Symmetric and Exterior Algebras

From the tensor algebra, we construct quotient algebras by imposing symmetry or antisymmetry relations. These yield symmetric and exterior algebras, fundamental in geometry and physics.

DefinitionSymmetric Tensor Product

The symmetric tensor product $V \odot W$ is the quotient of $V \otimes W$ by the relation: $\mathbf{v} \otimes \mathbf{w} \sim \mathbf{w} \otimes \mathbf{v}$

Elements of $\text{Sym}^k(V)$ (the $k$ -fold symmetric product) are symmetric tensors, invariant under permutations.

Example: $\text{Sym}^2(\mathbb{R}^n)$ consists of symmetric $n \times n$ matrices (dimension $\binom{n+1}{2}$ ).

DefinitionExterior (Wedge) Product

The exterior product $\Lambda^k(V)$ is the quotient of $V^{\otimes k}$ by antisymmetry: $\mathbf{v}_1 \wedge \mathbf{v}_2 \wedge \cdots \wedge \mathbf{v}_k$

satisfies $\mathbf{v}_{\sigma(1)} \wedge \cdots \wedge \mathbf{v}_{\sigma(k)} = \text{sgn}(\sigma) \mathbf{v}_1 \wedge \cdots \wedge \mathbf{v}_k$ for any permutation $\sigma$ .

Key property: $\mathbf{v} \wedge \mathbf{v} = 0$ , so $\mathbf{v} \wedge \mathbf{w} = -\mathbf{w} \wedge \mathbf{v}$ .

Dimension: $\dim(\Lambda^k(V)) = \binom{n}{k}$ where $n = \dim(V)$ .

ExampleExterior Algebra in $\mathbb{R}^3$

For $V = \mathbb{R}^3$ with basis $\{\mathbf{e}_1, \mathbf{e}_2, \mathbf{e}_3\}$ :

$\Lambda^1(V) = V$ (dimension 3)
$\Lambda^2(V)$ has basis $\{\mathbf{e}_1 \wedge \mathbf{e}_2, \mathbf{e}_1 \wedge \mathbf{e}_3, \mathbf{e}_2 \wedge \mathbf{e}_3\}$ (dimension 3)
$\Lambda^3(V)$ has basis $\{\mathbf{e}_1 \wedge \mathbf{e}_2 \wedge \mathbf{e}_3\}$ (dimension 1)

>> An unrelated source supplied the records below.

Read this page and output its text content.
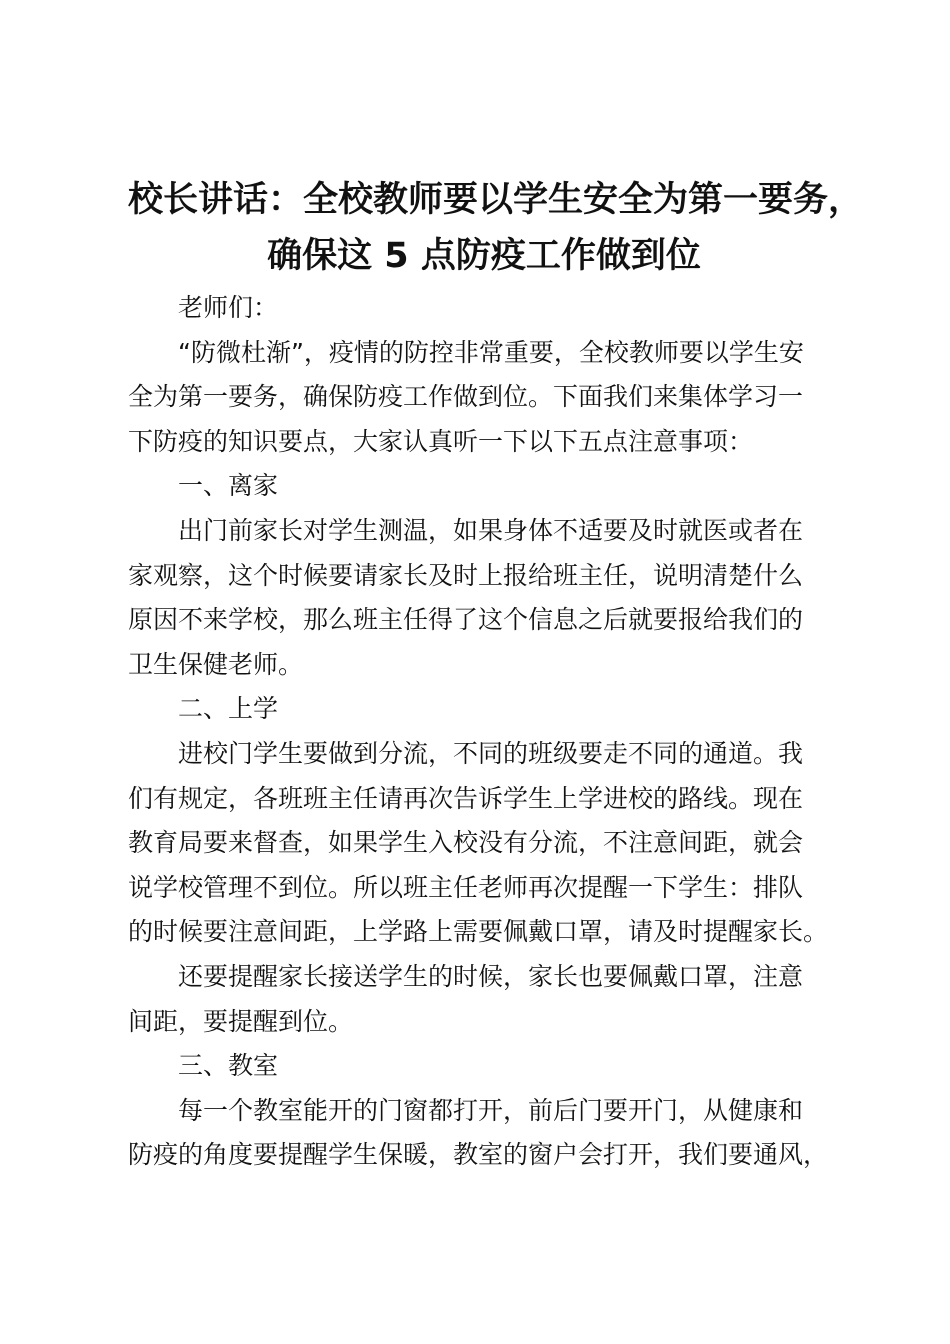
校长讲话：全校教师要以学生安全为第一要务，
确保这 5 点防疫工作做到位

老师们：

“防微杜渐”，疫情的防控非常重要，全校教师要以学生安
全为第一要务，确保防疫工作做到位。下面我们来集体学习一
下防疫的知识要点，大家认真听一下以下五点注意事项：

一、离家

出门前家长对学生测温，如果身体不适要及时就医或者在
家观察，这个时候要请家长及时上报给班主任，说明清楚什么
原因不来学校，那么班主任得了这个信息之后就要报给我们的
卫生保健老师。

二、上学

进校门学生要做到分流，不同的班级要走不同的通道。我
们有规定，各班班主任请再次告诉学生上学进校的路线。现在
教育局要来督查，如果学生入校没有分流，不注意间距，就会
说学校管理不到位。所以班主任老师再次提醒一下学生：排队
的时候要注意间距，上学路上需要佩戴口罩，请及时提醒家长。

还要提醒家长接送学生的时候，家长也要佩戴口罩，注意
间距，要提醒到位。

三、教室

每一个教室能开的门窗都打开，前后门要开门，从健康和
防疫的角度要提醒学生保暖，教室的窗户会打开，我们要通风，
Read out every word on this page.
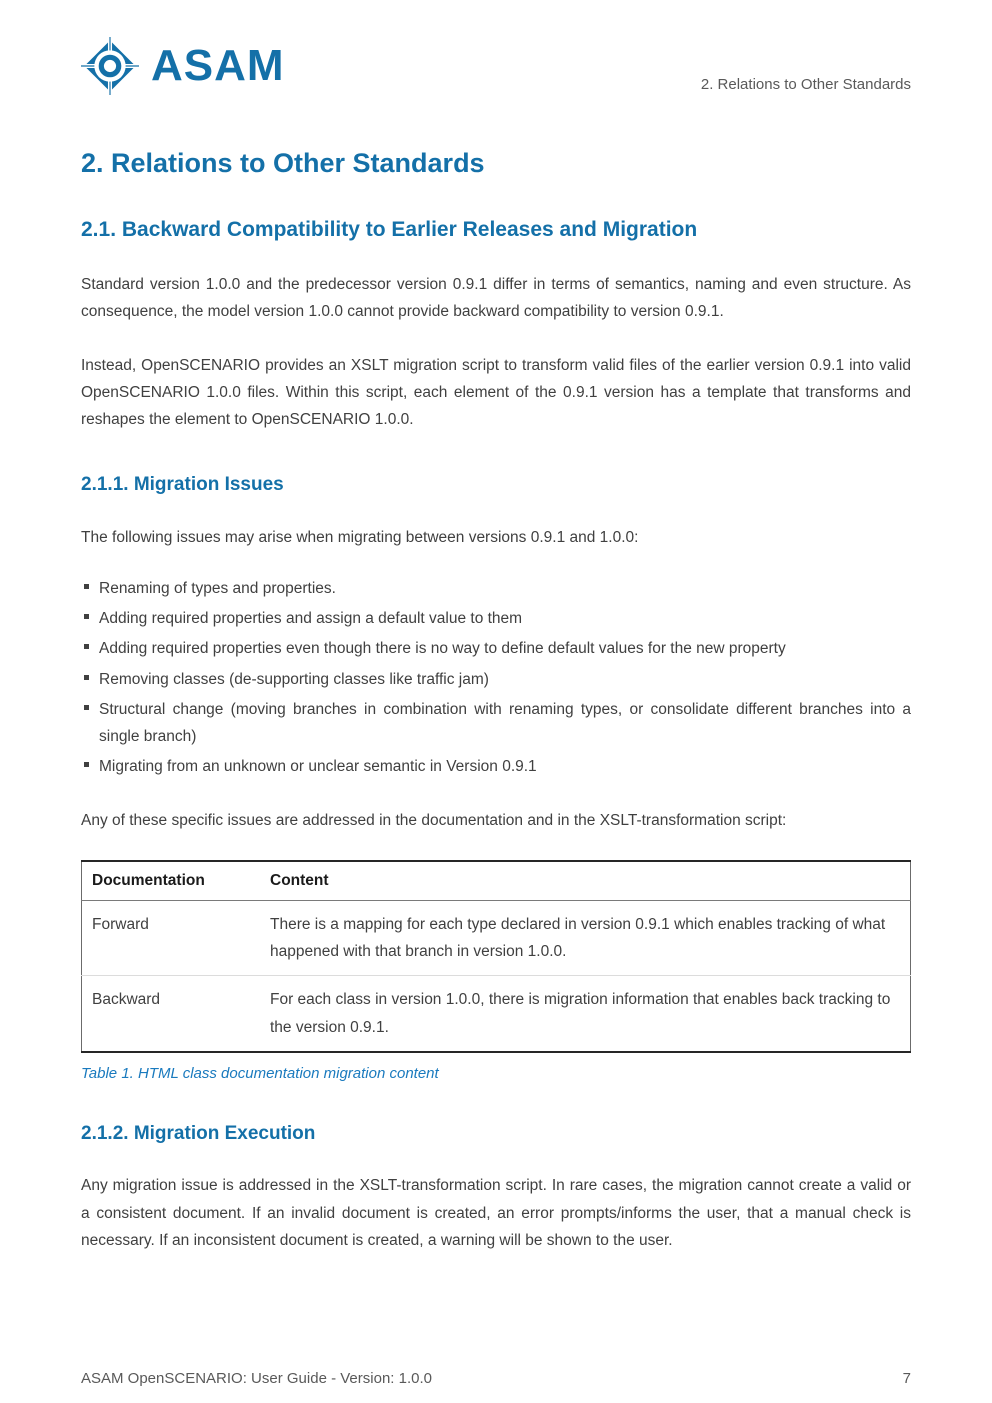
ASAM	2. Relations to Other Standards
2. Relations to Other Standards
2.1. Backward Compatibility to Earlier Releases and Migration

Standard version 1.0.0 and the predecessor version 0.9.1 differ in terms of semantics, naming and even structure. As consequence, the model version 1.0.0 cannot provide backward compatibility to version 0.9.1.

Instead, OpenSCENARIO provides an XSLT migration script to transform valid files of the earlier version 0.9.1 into valid OpenSCENARIO 1.0.0 files. Within this script, each element of the 0.9.1 version has a template that transforms and reshapes the element to OpenSCENARIO 1.0.0.

2.1.1. Migration Issues

The following issues may arise when migrating between versions 0.9.1 and 1.0.0:

Renaming of types and properties.
Adding required properties and assign a default value to them
Adding required properties even though there is no way to define default values for the new property
Removing classes (de-supporting classes like traffic jam)
Structural change (moving branches in combination with renaming types, or consolidate different branches into a single branch)
Migrating from an unknown or unclear semantic in Version 0.9.1

Any of these specific issues are addressed in the documentation and in the XSLT-transformation script:

Documentation	Content
Forward	There is a mapping for each type declared in version 0.9.1 which enables tracking of what happened with that branch in version 1.0.0.
Backward	For each class in version 1.0.0, there is migration information that enables back tracking to the version 0.9.1.
Table 1. HTML class documentation migration content
2.1.2. Migration Execution

Any migration issue is addressed in the XSLT-transformation script. In rare cases, the migration cannot create a valid or a consistent document. If an invalid document is created, an error prompts/informs the user, that a manual check is necessary. If an inconsistent document is created, a warning will be shown to the user.

ASAM OpenSCENARIO: User Guide - Version: 1.0.0	7
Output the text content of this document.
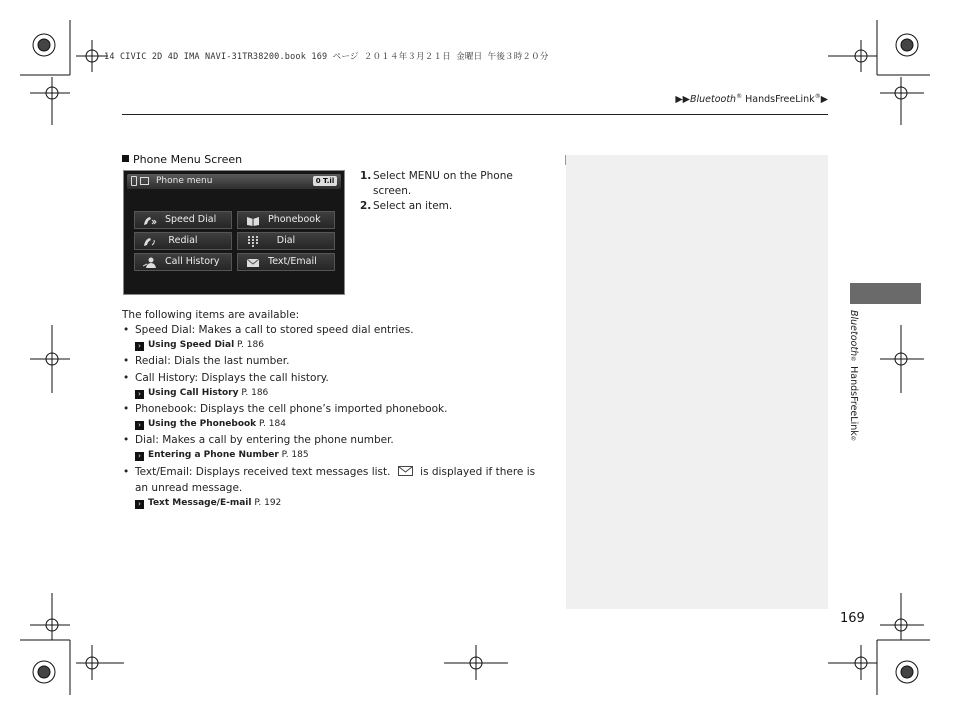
14 CIVIC 2D 4D IMA NAVI-31TR38200.book 169 ページ ２０１４年３月２１日 金曜日 午後３時２０分
▶▶Bluetooth® HandsFreeLink®▶
Phone Menu Screen
Phone menu	0 T.il
Speed Dial	Phonebook
Redial	Dial
Call History	Text/Email
1. Select MENU on the Phone screen.
2. Select an item.
The following items are available:
• Speed Dial: Makes a call to stored speed dial entries.
› Using Speed Dial P. 186
• Redial: Dials the last number.
• Call History: Displays the call history.
› Using Call History P. 186
• Phonebook: Displays the cell phone’s imported phonebook.
› Using the Phonebook P. 184
• Dial: Makes a call by entering the phone number.
› Entering a Phone Number P. 185
• Text/Email: Displays received text messages list.  is displayed if there is an unread message.
› Text Message/E-mail P. 192
169
Bluetooth® HandsFreeLink®
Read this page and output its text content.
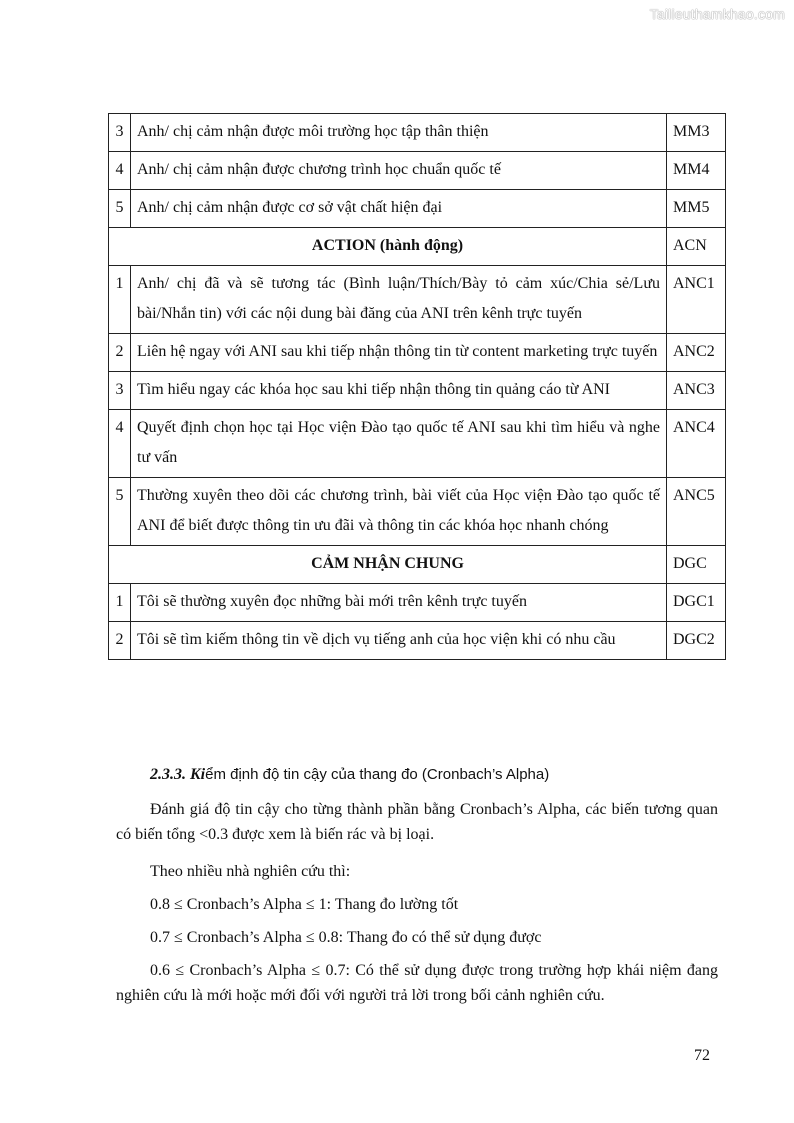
Tailieuthamkhao.com
3	Anh/ chị cảm nhận được môi trường học tập thân thiện	MM3
4	Anh/ chị cảm nhận được chương trình học chuẩn quốc tế	MM4
5	Anh/ chị cảm nhận được cơ sở vật chất hiện đại	MM5
ACTION (hành động)		ACN
1	Anh/ chị đã và sẽ tương tác (Bình luận/Thích/Bày tỏ cảm xúc/Chia sẻ/Lưu bài/Nhắn tin) với các nội dung bài đăng của ANI trên kênh trực tuyến	ANC1
2	Liên hệ ngay với ANI sau khi tiếp nhận thông tin từ content marketing trực tuyến	ANC2
3	Tìm hiểu ngay các khóa học sau khi tiếp nhận thông tin quảng cáo từ ANI	ANC3
4	Quyết định chọn học tại Học viện Đào tạo quốc tế ANI sau khi tìm hiểu và nghe tư vấn	ANC4
5	Thường xuyên theo dõi các chương trình, bài viết của Học viện Đào tạo quốc tế ANI để biết được thông tin ưu đãi và thông tin các khóa học nhanh chóng	ANC5
CẢM NHẬN CHUNG		DGC
1	Tôi sẽ thường xuyên đọc những bài mới trên kênh trực tuyến	DGC1
2	Tôi sẽ tìm kiếm thông tin về dịch vụ tiếng anh của học viện khi có nhu cầu	DGC2
2.3.3. Kiểm định độ tin cậy của thang đo (Cronbach’s Alpha)
Đánh giá độ tin cậy cho từng thành phần bằng Cronbach’s Alpha, các biến tương quan có biến tổng <0.3 được xem là biến rác và bị loại.
Theo nhiều nhà nghiên cứu thì:
0.8 ≤ Cronbach’s Alpha ≤ 1: Thang đo lường tốt
0.7 ≤ Cronbach’s Alpha ≤ 0.8: Thang đo có thể sử dụng được
0.6 ≤ Cronbach’s Alpha ≤ 0.7: Có thể sử dụng được trong trường hợp khái niệm đang nghiên cứu là mới hoặc mới đối với người trả lời trong bối cảnh nghiên cứu.
72
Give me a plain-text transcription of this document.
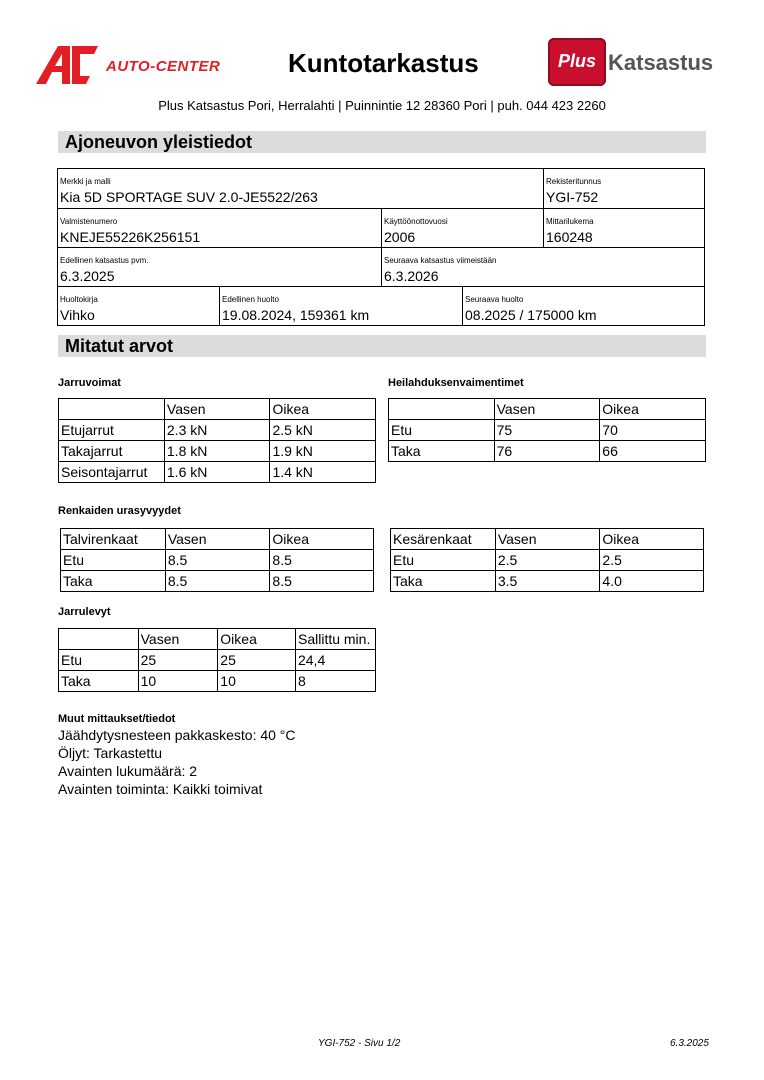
AUTO-CENTER	Kuntotarkastus	Plus Katsastus
Plus Katsastus Pori, Herralahti | Puinnintie 12 28360 Pori | puh. 044 423 2260
Ajoneuvon yleistiedot
Merkki ja malli
Kia 5D SPORTAGE SUV 2.0-JE5522/263
Rekisteritunnus
YGI-752
Valmistenumero
KNEJE55226K256151
Käyttöönottovuosi
2006
Mittarilukema
160248
Edellinen katsastus pvm.
6.3.2025
Seuraava katsastus viimeistään
6.3.2026
Huoltokirja
Vihko
Edellinen huolto
19.08.2024, 159361 km
Seuraava huolto
08.2025 / 175000 km
Mitatut arvot
Jarruvoimat
	Vasen	Oikea
Etujarrut	2.3 kN	2.5 kN
Takajarrut	1.8 kN	1.9 kN
Seisontajarrut	1.6 kN	1.4 kN
Heilahduksenvaimentimet
	Vasen	Oikea
Etu	75	70
Taka	76	66
Renkaiden urasyvyydet
Talvirenkaat	Vasen	Oikea
Etu	8.5	8.5
Taka	8.5	8.5
Kesärenkaat	Vasen	Oikea
Etu	2.5	2.5
Taka	3.5	4.0
Jarrulevyt
	Vasen	Oikea	Sallittu min.
Etu	25	25	24,4
Taka	10	10	8
Muut mittaukset/tiedot
Jäähdytysnesteen pakkaskesto: 40 °C
Öljyt: Tarkastettu
Avainten lukumäärä: 2
Avainten toiminta: Kaikki toimivat
YGI-752 - Sivu 1/2	6.3.2025
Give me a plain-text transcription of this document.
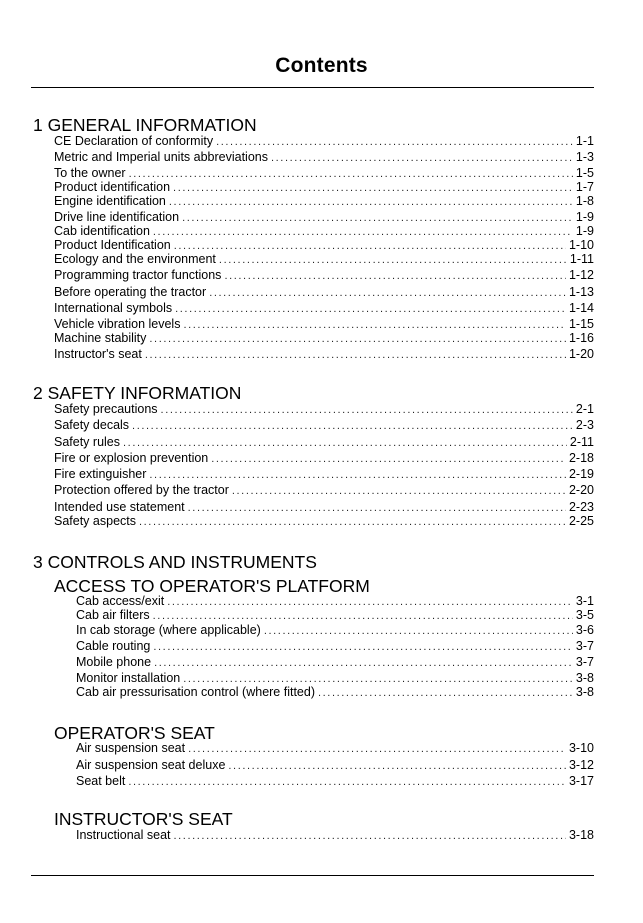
Contents
1 GENERAL INFORMATION
CE Declaration of conformity .....	1-1
Metric and Imperial units abbreviations .....	1-3
To the owner .....	1-5
Product identification .....	1-7
Engine identification .....	1-8
Drive line identification .....	1-9
Cab identification .....	1-9
Product Identification .....	1-10
Ecology and the environment .....	1-11
Programming tractor functions .....	1-12
Before operating the tractor .....	1-13
International symbols .....	1-14
Vehicle vibration levels .....	1-15
Machine stability .....	1-16
Instructor's seat .....	1-20
2 SAFETY INFORMATION
Safety precautions .....	2-1
Safety decals .....	2-3
Safety rules .....	2-11
Fire or explosion prevention .....	2-18
Fire extinguisher .....	2-19
Protection offered by the tractor .....	2-20
Intended use statement .....	2-23
Safety aspects .....	2-25
3 CONTROLS AND INSTRUMENTS
ACCESS TO OPERATOR'S PLATFORM
Cab access/exit .....	3-1
Cab air filters .....	3-5
In cab storage (where applicable) .....	3-6
Cable routing .....	3-7
Mobile phone .....	3-7
Monitor installation .....	3-8
Cab air pressurisation control (where fitted) .....	3-8
OPERATOR'S SEAT
Air suspension seat .....	3-10
Air suspension seat deluxe .....	3-12
Seat belt .....	3-17
INSTRUCTOR'S SEAT
Instructional seat .....	3-18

The wedge product $\mathbf{e}_i \wedge \mathbf{e}_j$ generalizes the cross product.

TheoremDeterminants and Exterior Algebra

For $n$ -dimensional space $V$ , $\Lambda^n(V)$ is one-dimensional. The wedge product of $n$ vectors: $\mathbf{v}_1 \wedge \mathbf{v}_2 \wedge \cdots \wedge \mathbf{v}_n = \det([\mathbf{v}_1 \cdots \mathbf{v}_n]) \cdot (\mathbf{e}_1 \wedge \cdots \wedge \mathbf{e}_n)$

The determinant emerges as the coefficient in this unique top form.

DefinitionDifferential Forms

In differential geometry, differential forms are sections of exterior bundles. A $k$ -form on manifold $M$ assigns to each point an element of $\Lambda^k(T_p^*M)$ (the exterior power of the cotangent space).

Integration and Stokes' theorem are formulated using differential forms, providing coordinate-free calculus on manifolds.

Remark

The exterior algebra underlies modern differential geometry and topology. Wedge products encode oriented volumes: $\mathbf{v} \wedge \mathbf{w}$ represents the oriented parallelogram. In physics, electromagnetic field strength is a 2-form, unifying electric and magnetic fields in relativistic formulation. The antisymmetry captures the essence of alternating multilinear algebra.